Why is it hard to measure?
A lot of information is needed to trace back and calculate such emissions. When did the conversion occur? Which crop is being cultivated? What type of land was converted, and over what area? How much carbon was stored in the original vegetation and soils?
Answering these questions requires combining data from many different sources, which are often incomplete and inconsistent. As a result, assumptions are needed to fill the gaps. Once the data has been assembled, different methodological approaches can be used to combine it and estimate emissions.
Frameworks such as the Greenhouse Gas Protocol provide general guidance for land use change accounting, but their remaining flexibility can lead to significantly different emissions estimates. More recently, methodologies have been developped to improve consistency, using geospatial datasets to produce globally consistent emissions factors across crops and regions.
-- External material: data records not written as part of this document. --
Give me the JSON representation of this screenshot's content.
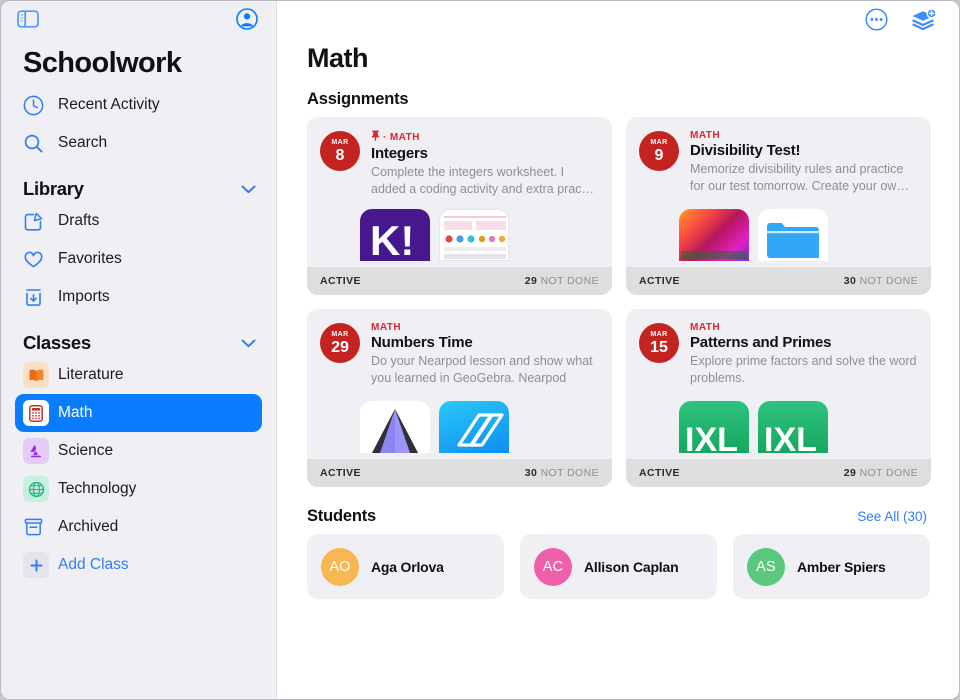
{
  "window": {
    "background": "#ffffff"
  },
  "sidebar": {
    "toggle_icon": "sidebar-toggle-icon",
    "account_icon": "account-circle-icon",
    "title": "Schoolwork",
    "top_items": [
      {
        "label": "Recent Activity",
        "icon": "clock-icon"
      },
      {
        "label": "Search",
        "icon": "search-icon"
      }
    ],
    "library": {
      "title": "Library",
      "chevron": "chevron-down-icon",
      "items": [
        {
          "label": "Drafts",
          "icon": "compose-icon"
        },
        {
          "label": "Favorites",
          "icon": "heart-icon"
        },
        {
          "label": "Imports",
          "icon": "import-download-icon"
        }
      ]
    },
    "classes": {
      "title": "Classes",
      "chevron": "chevron-down-icon",
      "items": [
        {
          "label": "Literature",
          "icon": "book-icon",
          "glyph": "📖",
          "bg": "#fadfc4",
          "selected": false
        },
        {
          "label": "Math",
          "icon": "calculator-icon",
          "glyph": "🧮",
          "bg": "#ffffff",
          "selected": true
        },
        {
          "label": "Science",
          "icon": "microscope-icon",
          "glyph": "🔬",
          "bg": "#e3cdf7",
          "selected": false
        },
        {
          "label": "Technology",
          "icon": "globe-icon",
          "glyph": "🌐",
          "bg": "#c9efdf",
          "selected": false
        },
        {
          "label": "Archived",
          "icon": "archive-box-icon",
          "glyph": "",
          "bg": "transparent",
          "selected": false
        }
      ],
      "add_class": {
        "label": "Add Class",
        "icon": "plus-icon"
      }
    }
  },
  "header": {
    "more_icon": "more-ellipsis-circle-icon",
    "new_assignment_icon": "stack-plus-icon"
  },
  "main": {
    "page_title": "Math",
    "assignments_heading": "Assignments",
    "assignments": [
      {
        "month": "MAR",
        "day": "8",
        "pinned": true,
        "pin_icon": "pin-icon",
        "subject": "MATH",
        "title": "Integers",
        "description": "Complete the integers worksheet. I added a coding activity and extra prac…",
        "status": "ACTIVE",
        "not_done_count": "29",
        "not_done_label": "NOT DONE",
        "thumbs": [
          "kahoot-app-icon",
          "worksheet-document-thumbnail"
        ]
      },
      {
        "month": "MAR",
        "day": "9",
        "pinned": false,
        "pin_icon": "",
        "subject": "MATH",
        "title": "Divisibility Test!",
        "description": "Memorize divisibility rules and practice for our test tomorrow. Create your ow…",
        "status": "ACTIVE",
        "not_done_count": "30",
        "not_done_label": "NOT DONE",
        "thumbs": [
          "gradient-app-icon",
          "files-folder-icon"
        ]
      },
      {
        "month": "MAR",
        "day": "29",
        "pinned": false,
        "pin_icon": "",
        "subject": "MATH",
        "title": "Numbers Time",
        "description": "Do your Nearpod lesson and show what you learned in GeoGebra. Nearpod",
        "status": "ACTIVE",
        "not_done_count": "30",
        "not_done_label": "NOT DONE",
        "thumbs": [
          "geogebra-app-icon",
          "nearpod-app-icon"
        ]
      },
      {
        "month": "MAR",
        "day": "15",
        "pinned": false,
        "pin_icon": "",
        "subject": "MATH",
        "title": "Patterns and Primes",
        "description": "Explore prime factors and solve the word problems.",
        "status": "ACTIVE",
        "not_done_count": "29",
        "not_done_label": "NOT DONE",
        "thumbs": [
          "ixl-app-icon",
          "ixl-app-icon"
        ]
      }
    ],
    "students_heading": "Students",
    "see_all": "See All (30)",
    "students": [
      {
        "initials": "AO",
        "name": "Aga Orlova",
        "color": "#f7b751"
      },
      {
        "initials": "AC",
        "name": "Allison Caplan",
        "color": "#f060a8"
      },
      {
        "initials": "AS",
        "name": "Amber Spiers",
        "color": "#5bc97d"
      }
    ]
  },
  "colors": {
    "accent": "#0a7cff",
    "link": "#2e7ef7",
    "subject_red": "#e0262c",
    "date_badge": "#c4241f",
    "sidebar_bg": "#f0f0f4",
    "card_bg": "#f0f0f4",
    "card_footer_bg": "#dededf"
  }
}
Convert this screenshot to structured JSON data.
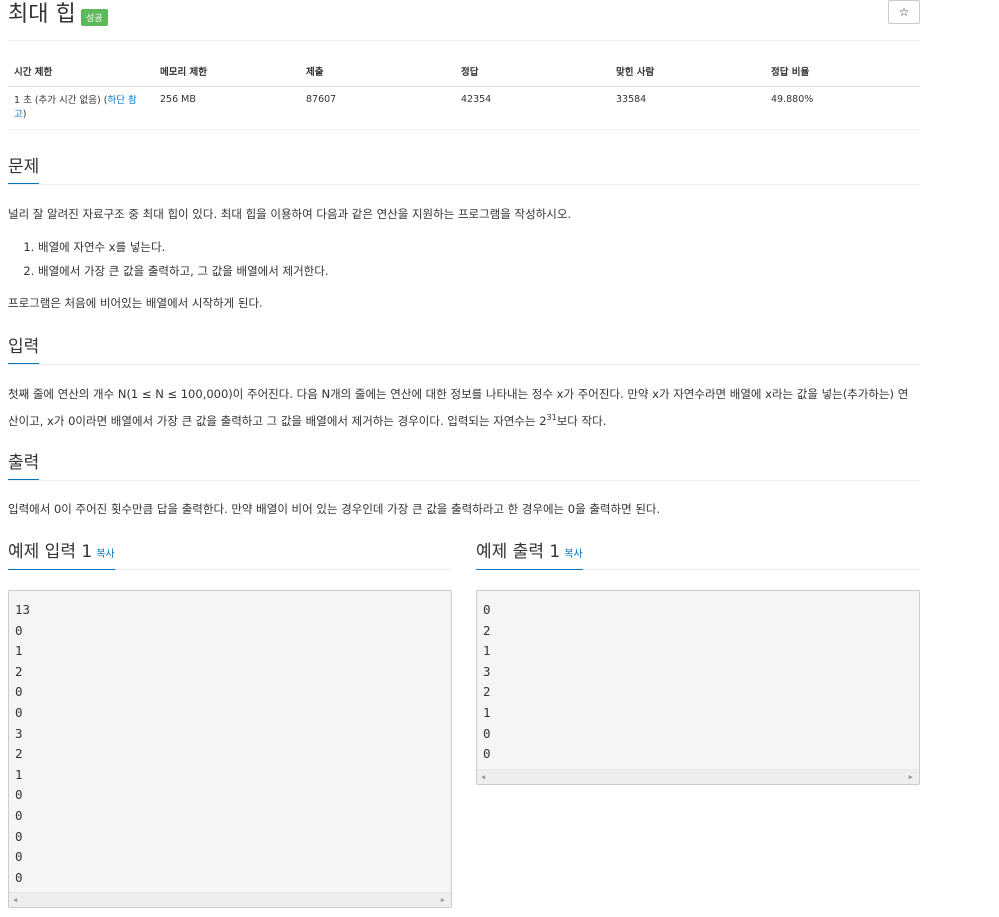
{
  "problem": {
    "title": "최대 힙",
    "badge": "성공",
    "star": "☆"
  },
  "stats": {
    "headers": [
      "시간 제한",
      "메모리 제한",
      "제출",
      "정답",
      "맞힌 사람",
      "정답 비율"
    ],
    "time_text": "1 초 (추가 시간 없음) (",
    "time_link": "하단 참고",
    "time_close": ")",
    "memory": "256 MB",
    "submissions": "87607",
    "accepted": "42354",
    "solvers": "33584",
    "ratio": "49.880%"
  },
  "sections": {
    "problem_head": "문제",
    "problem_p1": "널리 잘 알려진 자료구조 중 최대 힙이 있다. 최대 힙을 이용하여 다음과 같은 연산을 지원하는 프로그램을 작성하시오.",
    "problem_items": [
      "배열에 자연수 x를 넣는다.",
      "배열에서 가장 큰 값을 출력하고, 그 값을 배열에서 제거한다."
    ],
    "problem_p2": "프로그램은 처음에 비어있는 배열에서 시작하게 된다.",
    "input_head": "입력",
    "input_p_before": "첫째 줄에 연산의 개수 N(1 ≤ N ≤ 100,000)이 주어진다. 다음 N개의 줄에는 연산에 대한 정보를 나타내는 정수 x가 주어진다. 만약 x가 자연수라면 배열에 x라는 값을 넣는(추가하는) 연산이고, x가 0이라면 배열에서 가장 큰 값을 출력하고 그 값을 배열에서 제거하는 경우이다. 입력되는 자연수는 2",
    "input_sup": "31",
    "input_p_after": "보다 작다.",
    "output_head": "출력",
    "output_p": "입력에서 0이 주어진 횟수만큼 답을 출력한다. 만약 배열이 비어 있는 경우인데 가장 큰 값을 출력하라고 한 경우에는 0을 출력하면 된다."
  },
  "samples": {
    "copy_label": "복사",
    "input_title": "예제 입력 1",
    "output_title": "예제 출력 1",
    "input_lines": [
      "13",
      "0",
      "1",
      "2",
      "0",
      "0",
      "3",
      "2",
      "1",
      "0",
      "0",
      "0",
      "0",
      "0"
    ],
    "output_lines": [
      "0",
      "2",
      "1",
      "3",
      "2",
      "1",
      "0",
      "0"
    ],
    "scroll_left": "◀",
    "scroll_right": "▶"
  }
}
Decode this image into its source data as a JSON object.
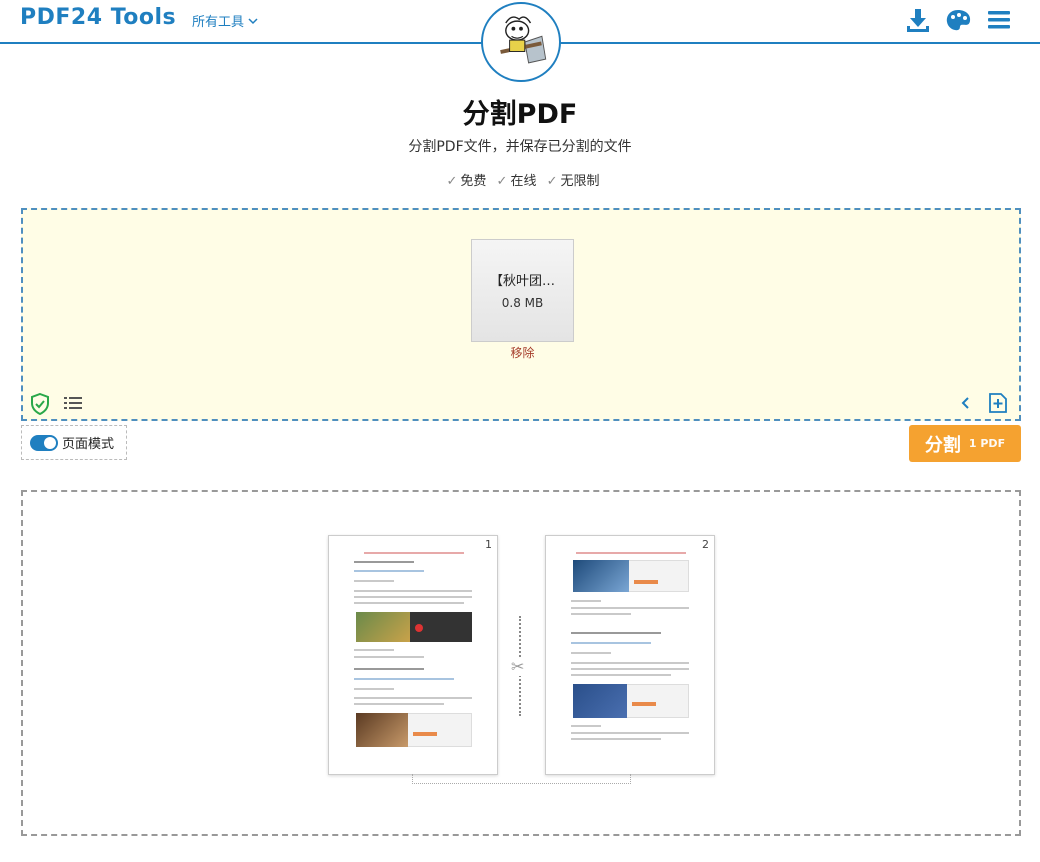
{
  "header": {
    "brand": "PDF24 Tools",
    "all_tools_label": "所有工具",
    "icons": [
      "download-icon",
      "palette-icon",
      "menu-icon"
    ],
    "accent": "#1f7fc0"
  },
  "main": {
    "title": "分割PDF",
    "subtitle": "分割PDF文件，并保存已分割的文件",
    "badges": [
      "免费",
      "在线",
      "无限制"
    ]
  },
  "file": {
    "name": "【秋叶团…",
    "size": "0.8 MB",
    "remove_label": "移除"
  },
  "controls": {
    "mode_label": "页面模式",
    "split_label": "分割",
    "split_count": "1 PDF",
    "split_color": "#f5a230"
  },
  "preview": {
    "pages": [
      {
        "number": "1"
      },
      {
        "number": "2"
      }
    ]
  }
}
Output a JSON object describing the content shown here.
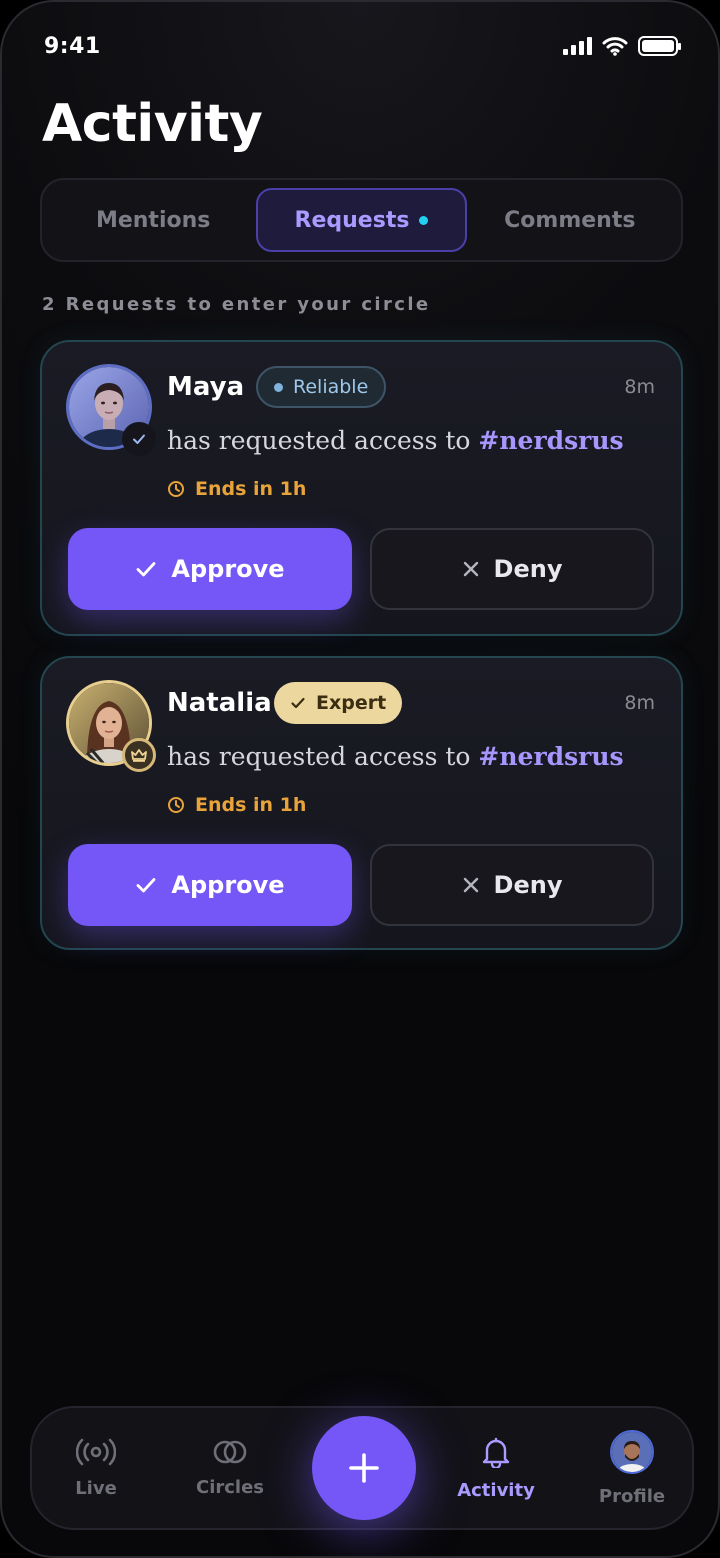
{
  "status_bar": {
    "time": "9:41",
    "battery_level": 1.0
  },
  "page": {
    "title": "Activity"
  },
  "tabs": [
    {
      "label": "Mentions",
      "active": false
    },
    {
      "label": "Requests",
      "active": true,
      "has_dot": true
    },
    {
      "label": "Comments",
      "active": false
    }
  ],
  "section_label": "2 Requests to enter your circle",
  "requests": [
    {
      "name": "Maya",
      "badge": "Reliable",
      "time": "8m",
      "text_prefix": "has requested access to",
      "circle": "#nerdsrus",
      "ends": "Ends in 1h",
      "approve_label": "Approve",
      "deny_label": "Deny"
    },
    {
      "name": "Natalia",
      "badge": "Expert",
      "time": "8m",
      "text_prefix": "has requested access to",
      "circle": "#nerdsrus",
      "ends": "Ends in 1h",
      "approve_label": "Approve",
      "deny_label": "Deny"
    }
  ],
  "nav": {
    "live": "Live",
    "circles": "Circles",
    "activity": "Activity",
    "profile": "Profile",
    "active": "Activity"
  },
  "colors": {
    "accent": "#7457f6",
    "accent_text": "#a99bff",
    "warning": "#e8a33a",
    "expert_badge": "#ecd79f",
    "tab_dot": "#22d0f2"
  },
  "icons": [
    "signal-icon",
    "wifi-icon",
    "battery-icon",
    "verified-icon",
    "crown-icon",
    "clock-icon",
    "check-icon",
    "x-icon",
    "broadcast-icon",
    "circles-icon",
    "plus-icon",
    "bell-icon"
  ]
}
This provides a step-by-step methodology that adapts to the available data, with fallback data sources when information is missing, ensuring a consistent basis for all users.
How are LUC emissions calculated?
The calculation depends on the level of traceability in the value chain. Different approaches are used depending on whether the origin of the product can be linked to a specific field and when land conversion occurred. Here, we focus on the case where the exact sourcing location of the crop is unknown.
In this case, geospatial datasets are used to estimate land use change at a regional level. In practice, this involves:
- Defining cropland areas and their expansion using crop maps
- Identifying forest conversion using satellite-based forest loss data
- Estimating carbon release based on regional carbon stock data
- Allocating emissions to specific crops based on their share of cropland expansion
Land use change emissions are typically assessed over a 20-year period, allowing the initial carbon release from land conversion to be amortised over time and avoiding large year-to-year fluctuations.
Using this approach, we estimated land use change emissions for palm oil production in Indonesia. The map below shows the spatial distribution of these emissions across the country.
The results highlight strong regional differences. Areas with recent forest conversion, particularly in regions with high carbon stocks such as tropical forests and peatlands, show significantly higher emissions. In contrast, regions with less recent or less intensive land conversion exhibit lower values.
More broadly, land use change emissions are highly dependent on location and land history. The same crop can have very different impacts depending on what type of land was converted and when this conversion occurred. This makes land use change one of the most variable and context-dependent components of agricultural emissions.
At the same time, current accounting approaches are highly sensitive to the chosen time horizon. Regions where agricultural expansion has occurred more recently, such as parts of Southeast Asia or South America, are more strongly represented within the typical 20-year assessment period. In contrast, in regions like Europe, where land conversion took place much earlier, these historical emissions may not be reflected in current results.
This raises an important question: to what extent are current methods truly comparable across regions? Areas with recent land conversion may appear as high emitters, while regions with older transformations may appear more favourable, even if their historical impacts were significant.